A band of strong "derecho" storms swept across the Midwest on Monday evening, killing at least three people including a teenager who was swept away in a Cedar Rapids, Iowa, storm drain.
Logan Blake, 17, disappeared in the drain at an elementary school around 7:20 p.m. Monday, said city public safety communications coordinator Greg Buelow. He did not explain how the teenager ended up in the drain. The boy's body was found around 4 p.m. Tuesday more than a mile away in Cedar Lake.
David Bliss, 17, tried to save Blake but was also dragged into the drain and swept into Cedar Lake, Buelow said. The boy walked to a hospital and was treated for non-life-threatening injuries, Buelow said.
Buelow said the storm drain feeds into an underground concrete pipe about 4 1/2 feet wide at the school's culvert entrance. It is 10 feet in diameter where it empties into Cedar Lake.
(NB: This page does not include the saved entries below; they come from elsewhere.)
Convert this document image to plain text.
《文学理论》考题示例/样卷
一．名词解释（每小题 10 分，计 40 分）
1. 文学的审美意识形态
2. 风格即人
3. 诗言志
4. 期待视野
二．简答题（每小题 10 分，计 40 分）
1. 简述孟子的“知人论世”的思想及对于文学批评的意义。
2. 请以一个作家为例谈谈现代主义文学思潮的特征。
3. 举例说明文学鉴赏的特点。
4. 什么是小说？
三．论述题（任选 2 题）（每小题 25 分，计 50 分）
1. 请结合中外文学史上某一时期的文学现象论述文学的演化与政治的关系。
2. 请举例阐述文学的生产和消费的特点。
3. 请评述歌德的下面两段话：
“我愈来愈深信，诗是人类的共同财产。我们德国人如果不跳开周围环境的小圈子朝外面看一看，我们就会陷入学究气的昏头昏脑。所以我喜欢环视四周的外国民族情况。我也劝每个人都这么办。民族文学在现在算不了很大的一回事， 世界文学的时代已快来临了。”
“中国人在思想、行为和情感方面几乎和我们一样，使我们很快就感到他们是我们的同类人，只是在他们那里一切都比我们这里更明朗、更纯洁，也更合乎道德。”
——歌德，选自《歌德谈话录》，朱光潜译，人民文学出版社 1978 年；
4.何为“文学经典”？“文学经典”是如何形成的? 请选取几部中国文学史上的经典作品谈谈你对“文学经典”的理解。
Police said a man in northern Indiana was killed when a tree fell onto a trailer home and another died when strong winds caused a building to collapse in eastern Iowa. The raging storms left hundreds of thousands of people without power across Michigan, Indiana and Wisconsin.
Derecho windstorms occur once every year or two across the central and northeastern U.S. in a band from Texas to New England. They pack hazardous winds of at least 75 mph or more and maintain their intensity for hours as they sweep across vast distances.
In some cases a derecho will spawn tornados and accompany storms that produce hail the size of golf balls.